Yell at the parrot in the apartment below you. Sometimes he yells back.
Invite people over. While living at my parents, I was never overly neat and tidy. I couldn’t never understand why my mother was so particular about our living space. I get it now. It’s mine. I don’t want to live in filth. I want to come home to something that makes me happy. However, if I don’t invite people over, I turn into a perfectionist. When people come over they put their feet on my pillows, they sit on my white duvet with their dark wash denim, and they get water spots all over my bathroom mirror. It’s uncomfortable. When people come over, it reminds me that it’s not the end of the world if my place is lived in. That’s what it’s for. Living.
Get out. I’ve started a Zumba class (hate it), Pilates class (like it) and a pottery class (love it). I’m doing things that I didn’t have time to do while I was a student.
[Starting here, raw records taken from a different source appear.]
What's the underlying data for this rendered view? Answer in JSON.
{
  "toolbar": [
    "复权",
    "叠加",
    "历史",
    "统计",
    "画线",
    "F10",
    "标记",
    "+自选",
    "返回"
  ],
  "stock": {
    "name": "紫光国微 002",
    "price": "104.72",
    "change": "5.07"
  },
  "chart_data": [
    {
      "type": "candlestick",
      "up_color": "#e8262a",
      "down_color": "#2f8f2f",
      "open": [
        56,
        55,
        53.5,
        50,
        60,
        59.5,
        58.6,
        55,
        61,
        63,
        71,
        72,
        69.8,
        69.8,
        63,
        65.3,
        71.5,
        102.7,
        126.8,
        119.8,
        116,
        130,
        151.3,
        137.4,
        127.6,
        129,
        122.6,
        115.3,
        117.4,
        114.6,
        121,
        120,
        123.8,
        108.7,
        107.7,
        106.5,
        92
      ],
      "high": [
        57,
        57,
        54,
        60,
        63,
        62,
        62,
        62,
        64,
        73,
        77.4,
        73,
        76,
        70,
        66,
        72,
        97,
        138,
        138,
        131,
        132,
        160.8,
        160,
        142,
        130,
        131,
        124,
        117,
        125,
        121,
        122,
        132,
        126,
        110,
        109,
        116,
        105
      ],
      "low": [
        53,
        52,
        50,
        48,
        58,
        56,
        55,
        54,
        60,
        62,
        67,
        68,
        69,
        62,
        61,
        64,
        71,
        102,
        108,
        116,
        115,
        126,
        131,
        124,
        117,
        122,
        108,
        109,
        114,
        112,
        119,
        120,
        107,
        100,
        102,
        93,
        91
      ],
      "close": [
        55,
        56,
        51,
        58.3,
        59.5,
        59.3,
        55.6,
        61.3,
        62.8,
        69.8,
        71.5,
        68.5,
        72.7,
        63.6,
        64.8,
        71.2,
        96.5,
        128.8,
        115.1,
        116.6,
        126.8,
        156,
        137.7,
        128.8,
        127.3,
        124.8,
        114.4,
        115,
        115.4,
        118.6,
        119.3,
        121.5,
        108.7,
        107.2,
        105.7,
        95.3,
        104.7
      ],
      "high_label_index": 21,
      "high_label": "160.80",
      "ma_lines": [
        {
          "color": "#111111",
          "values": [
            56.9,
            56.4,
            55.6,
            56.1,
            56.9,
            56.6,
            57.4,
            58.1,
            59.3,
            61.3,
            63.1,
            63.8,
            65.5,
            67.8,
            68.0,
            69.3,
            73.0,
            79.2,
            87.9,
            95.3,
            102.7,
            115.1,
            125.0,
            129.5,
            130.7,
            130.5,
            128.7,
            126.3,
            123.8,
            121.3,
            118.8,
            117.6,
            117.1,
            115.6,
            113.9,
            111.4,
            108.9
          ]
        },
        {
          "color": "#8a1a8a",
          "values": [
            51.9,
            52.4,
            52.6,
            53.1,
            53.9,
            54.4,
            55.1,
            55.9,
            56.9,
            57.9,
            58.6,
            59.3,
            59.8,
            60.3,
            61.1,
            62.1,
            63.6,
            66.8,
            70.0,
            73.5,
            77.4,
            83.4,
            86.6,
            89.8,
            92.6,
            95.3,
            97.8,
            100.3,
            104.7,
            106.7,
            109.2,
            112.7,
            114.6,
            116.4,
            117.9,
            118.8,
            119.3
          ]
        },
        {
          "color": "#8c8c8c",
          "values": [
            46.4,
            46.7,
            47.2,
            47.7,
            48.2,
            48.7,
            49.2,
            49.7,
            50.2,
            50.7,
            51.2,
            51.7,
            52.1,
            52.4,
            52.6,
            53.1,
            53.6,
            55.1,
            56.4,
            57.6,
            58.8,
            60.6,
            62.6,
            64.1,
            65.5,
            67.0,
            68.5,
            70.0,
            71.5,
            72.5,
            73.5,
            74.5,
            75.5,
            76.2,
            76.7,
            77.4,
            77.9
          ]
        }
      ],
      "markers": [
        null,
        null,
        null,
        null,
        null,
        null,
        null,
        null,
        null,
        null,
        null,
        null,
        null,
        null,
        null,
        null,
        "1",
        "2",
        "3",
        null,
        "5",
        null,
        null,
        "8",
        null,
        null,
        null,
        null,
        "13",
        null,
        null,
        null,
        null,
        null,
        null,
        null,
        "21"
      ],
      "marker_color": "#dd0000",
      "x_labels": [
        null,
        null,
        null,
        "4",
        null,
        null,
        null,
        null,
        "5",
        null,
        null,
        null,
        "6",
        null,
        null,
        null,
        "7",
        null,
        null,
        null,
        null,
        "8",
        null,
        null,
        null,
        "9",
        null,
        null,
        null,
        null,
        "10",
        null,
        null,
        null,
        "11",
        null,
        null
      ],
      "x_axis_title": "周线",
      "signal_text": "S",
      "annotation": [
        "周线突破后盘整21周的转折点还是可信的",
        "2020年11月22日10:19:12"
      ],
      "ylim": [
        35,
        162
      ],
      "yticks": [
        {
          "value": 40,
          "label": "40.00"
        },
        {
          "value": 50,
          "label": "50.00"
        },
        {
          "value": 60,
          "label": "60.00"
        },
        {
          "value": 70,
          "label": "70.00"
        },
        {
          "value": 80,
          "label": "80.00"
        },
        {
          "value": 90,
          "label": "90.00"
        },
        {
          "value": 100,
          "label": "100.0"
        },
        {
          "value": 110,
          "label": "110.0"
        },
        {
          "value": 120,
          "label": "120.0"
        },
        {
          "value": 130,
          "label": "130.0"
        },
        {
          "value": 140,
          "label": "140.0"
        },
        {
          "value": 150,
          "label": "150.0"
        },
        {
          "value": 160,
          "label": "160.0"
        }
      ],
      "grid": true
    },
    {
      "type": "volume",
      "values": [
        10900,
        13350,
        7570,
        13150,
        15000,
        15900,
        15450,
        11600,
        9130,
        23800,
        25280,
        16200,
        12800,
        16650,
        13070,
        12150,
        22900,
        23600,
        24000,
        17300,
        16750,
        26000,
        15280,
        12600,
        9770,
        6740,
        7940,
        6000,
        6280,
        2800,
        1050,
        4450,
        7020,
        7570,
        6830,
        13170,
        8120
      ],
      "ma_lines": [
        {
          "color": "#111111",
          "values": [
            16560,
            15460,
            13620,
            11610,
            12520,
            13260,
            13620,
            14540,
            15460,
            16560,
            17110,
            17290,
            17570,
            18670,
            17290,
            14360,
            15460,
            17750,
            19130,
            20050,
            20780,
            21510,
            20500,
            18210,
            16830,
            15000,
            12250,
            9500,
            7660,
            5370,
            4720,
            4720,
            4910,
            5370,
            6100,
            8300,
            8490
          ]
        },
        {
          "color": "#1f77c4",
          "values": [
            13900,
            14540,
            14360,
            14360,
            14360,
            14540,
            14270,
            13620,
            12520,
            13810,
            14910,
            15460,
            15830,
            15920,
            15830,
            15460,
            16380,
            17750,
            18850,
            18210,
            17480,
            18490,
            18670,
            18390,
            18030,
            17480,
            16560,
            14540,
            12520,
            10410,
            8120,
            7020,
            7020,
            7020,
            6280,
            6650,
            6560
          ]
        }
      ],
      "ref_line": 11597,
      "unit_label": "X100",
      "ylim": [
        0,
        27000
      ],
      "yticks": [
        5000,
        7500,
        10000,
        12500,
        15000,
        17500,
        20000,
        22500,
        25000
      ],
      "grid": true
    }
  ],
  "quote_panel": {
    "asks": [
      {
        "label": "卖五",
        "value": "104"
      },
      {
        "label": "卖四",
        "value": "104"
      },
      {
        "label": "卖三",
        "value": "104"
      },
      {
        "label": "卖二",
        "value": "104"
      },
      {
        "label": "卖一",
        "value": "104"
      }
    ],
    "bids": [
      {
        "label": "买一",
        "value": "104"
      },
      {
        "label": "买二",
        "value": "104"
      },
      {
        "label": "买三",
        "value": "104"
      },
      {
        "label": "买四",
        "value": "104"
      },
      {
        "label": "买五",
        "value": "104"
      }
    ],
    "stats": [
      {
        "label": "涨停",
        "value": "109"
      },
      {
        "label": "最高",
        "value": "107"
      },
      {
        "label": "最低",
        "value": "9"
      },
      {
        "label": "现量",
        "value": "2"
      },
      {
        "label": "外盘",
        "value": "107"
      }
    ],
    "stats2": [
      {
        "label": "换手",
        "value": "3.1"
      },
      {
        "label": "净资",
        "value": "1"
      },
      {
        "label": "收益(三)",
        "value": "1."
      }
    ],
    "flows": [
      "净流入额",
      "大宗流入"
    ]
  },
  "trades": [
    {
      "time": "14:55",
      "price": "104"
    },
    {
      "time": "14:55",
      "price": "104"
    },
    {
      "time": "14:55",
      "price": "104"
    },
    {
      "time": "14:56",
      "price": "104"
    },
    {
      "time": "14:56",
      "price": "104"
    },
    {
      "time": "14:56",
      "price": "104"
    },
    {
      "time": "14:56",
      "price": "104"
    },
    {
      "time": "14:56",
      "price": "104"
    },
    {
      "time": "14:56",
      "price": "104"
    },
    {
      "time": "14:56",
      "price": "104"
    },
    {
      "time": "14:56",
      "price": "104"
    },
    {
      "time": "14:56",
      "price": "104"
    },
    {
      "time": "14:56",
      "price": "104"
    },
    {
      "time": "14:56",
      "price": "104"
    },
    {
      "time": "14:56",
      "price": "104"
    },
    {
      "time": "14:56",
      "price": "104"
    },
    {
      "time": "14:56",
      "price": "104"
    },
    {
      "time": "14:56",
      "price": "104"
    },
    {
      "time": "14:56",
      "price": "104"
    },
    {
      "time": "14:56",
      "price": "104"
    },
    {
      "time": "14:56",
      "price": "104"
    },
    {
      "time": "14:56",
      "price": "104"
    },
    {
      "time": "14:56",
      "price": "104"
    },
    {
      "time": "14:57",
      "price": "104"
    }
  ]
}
It’s wonderful.
Write write write. Whether it’s tweets, Facebook messages, emails or actual pieces of writing, living alone lets me write whenever I want. I can write during dinner, when I should be cleaning or when I’m in bed. I can connect with people outside of the apartment at any time of the day. While I’m isolated here, there’s a whole world that can be accessed through words. Twitter is my roommate.
Talk to yourself in silly voices. It’s fun. It also makes your neighbours wonder.
This post is now going to end abruptly.